Many nations are implementing or plan to implement a carbon pricing program in response to global warming and climate change issues. A significant amount of greenhouse gas (GHG) emissions can be attributed to projects, mainly construction works.
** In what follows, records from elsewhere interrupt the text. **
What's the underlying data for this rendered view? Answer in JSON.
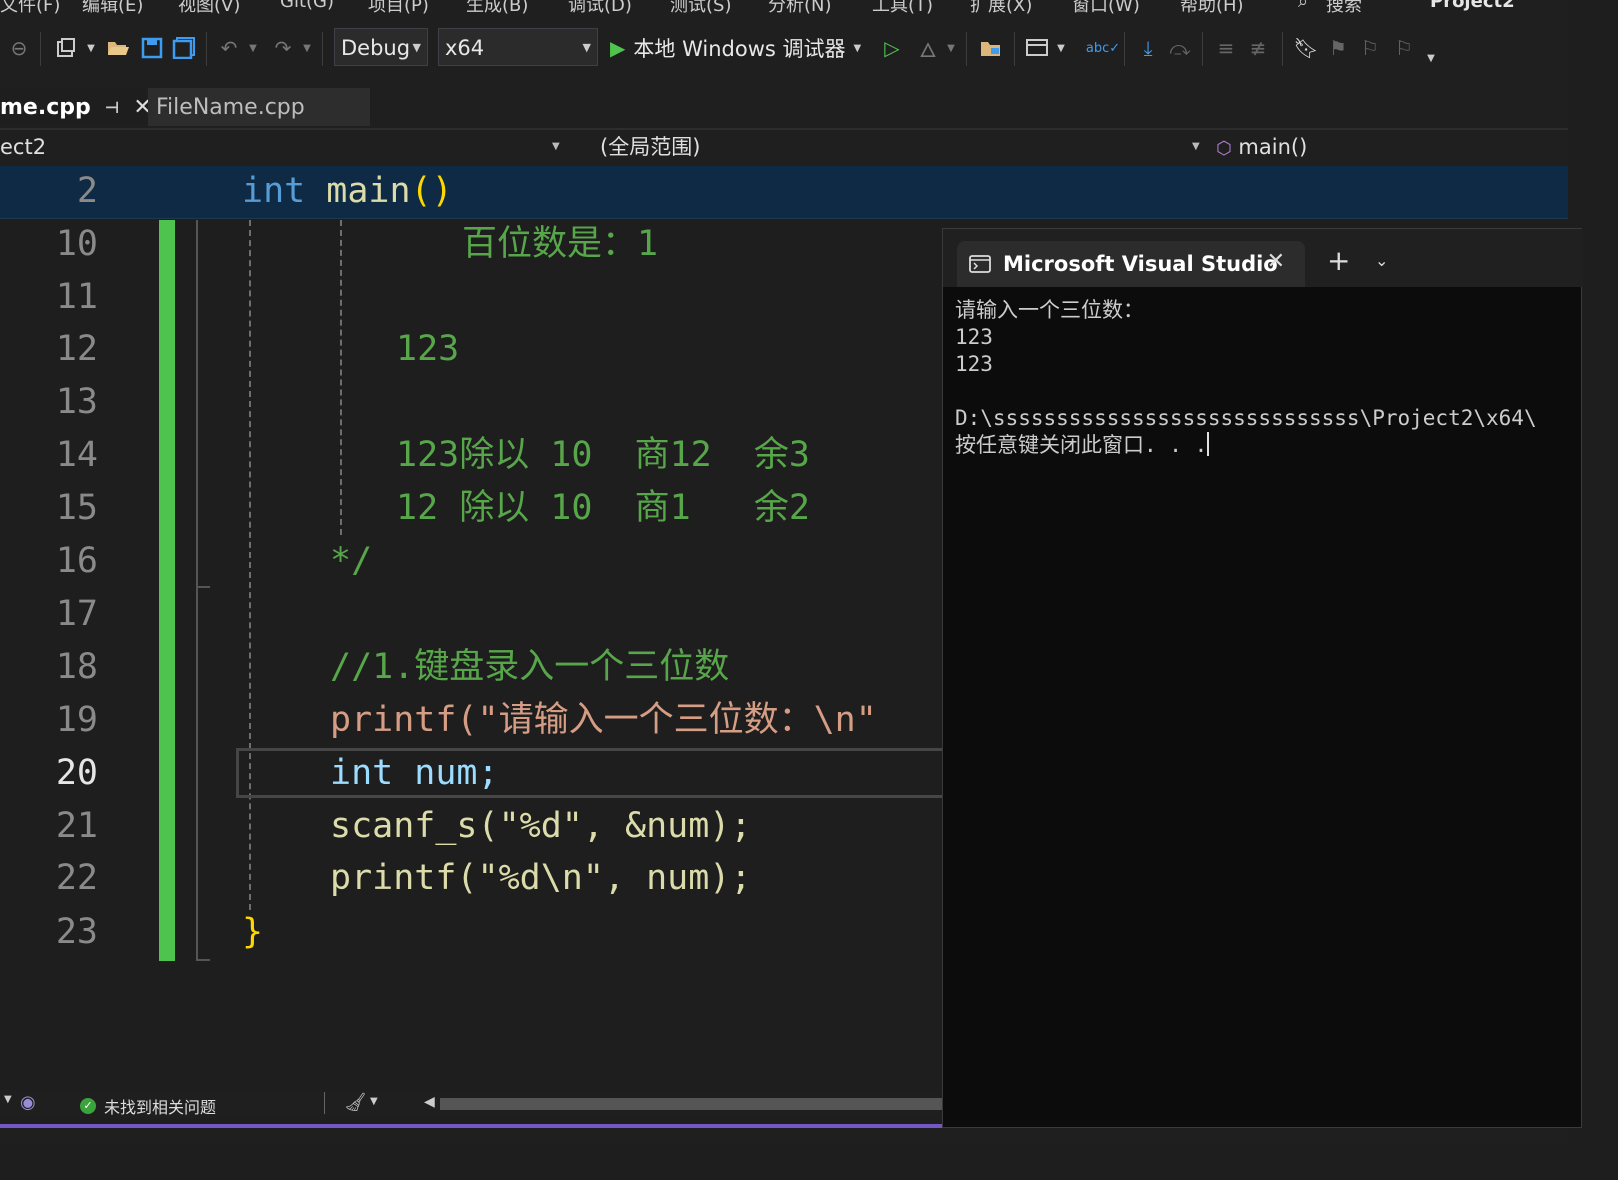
{
  "menu": [
    "文件(F)",
    "编辑(E)",
    "视图(V)",
    "Git(G)",
    "项目(P)",
    "生成(B)",
    "调试(D)",
    "测试(S)",
    "分析(N)",
    "工具(T)",
    "扩展(X)",
    "窗口(W)",
    "帮助(H)"
  ],
  "search_label": "搜索",
  "project_title": "Project2",
  "toolbar": {
    "config": "Debug",
    "platform": "x64",
    "run_label": "本地 Windows 调试器"
  },
  "tabs": [
    {
      "label": "me.cpp",
      "active": true
    },
    {
      "label": "FileName.cpp",
      "active": false
    }
  ],
  "nav": {
    "project": "ect2",
    "scope": "(全局范围)",
    "member": "main()"
  },
  "sticky": {
    "line": "2",
    "code": [
      "int",
      " main",
      "()"
    ]
  },
  "code_lines": [
    {
      "n": "10",
      "text": "百位数是：1"
    },
    {
      "n": "11",
      "text": ""
    },
    {
      "n": "12",
      "text": "123"
    },
    {
      "n": "13",
      "text": ""
    },
    {
      "n": "14",
      "text": "123除以 10  商12  余3"
    },
    {
      "n": "15",
      "text": "12 除以 10  商1   余2"
    },
    {
      "n": "16",
      "text": "*/"
    },
    {
      "n": "17",
      "text": ""
    },
    {
      "n": "18",
      "text": "//1.键盘录入一个三位数"
    },
    {
      "n": "19",
      "text": "printf(\"请输入一个三位数：\\n\""
    },
    {
      "n": "20",
      "text": "int num;"
    },
    {
      "n": "21",
      "text": "scanf_s(\"%d\", &num);"
    },
    {
      "n": "22",
      "text": "printf(\"%d\\n\", num);"
    },
    {
      "n": "23",
      "text": "}"
    }
  ],
  "console": {
    "title": "Microsoft Visual Studio",
    "lines": [
      "请输入一个三位数：",
      "123",
      "123",
      "",
      "D:\\sssssssssssssssssssssssssssss\\Project2\\x64\\",
      "按任意键关闭此窗口. . ."
    ]
  },
  "status": {
    "issues": "未找到相关问题"
  },
  "colors": {
    "accent": "#7556c7",
    "change_bar": "#4ec34e",
    "keyword": "#569cd6",
    "comment": "#57a64a",
    "string": "#d69d85"
  }
}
Therefore, projects' environmental impact should be estimated before the project commencement and be monitored during its implementation phase. In this paper, we propose a probabilistic model to quantify the uncertainty of project GHG emissions using Bayesian networks (BNs) and simulation techniques. The model provides a quantitative risk analysis mechanism to estimate the total emissions of the project as well as an update of the final emissions using information on the completed activates.
项目排放的不确定性分析
许多国家正在实施或计划实施碳定价计划,以应对全球变暖和气候变化问题。大量的温室气体(GHG)排放可归因于项目,主要是建筑工程。因此,项目的环境影响应在项目开始前进行评估,并在项目实施阶段进行监测。在本文中,我们提出了一个概率模型,利用贝叶斯网络(BNs)和模拟技术量化项目温室气体排放的不确定性。该模型提供了一个定量的风险分析机制,以估计项目的总排放量,并利用已完成的活动的信息更新最终排放量。
本文章由计算机程序翻译,如有差异,请以英文原文为准。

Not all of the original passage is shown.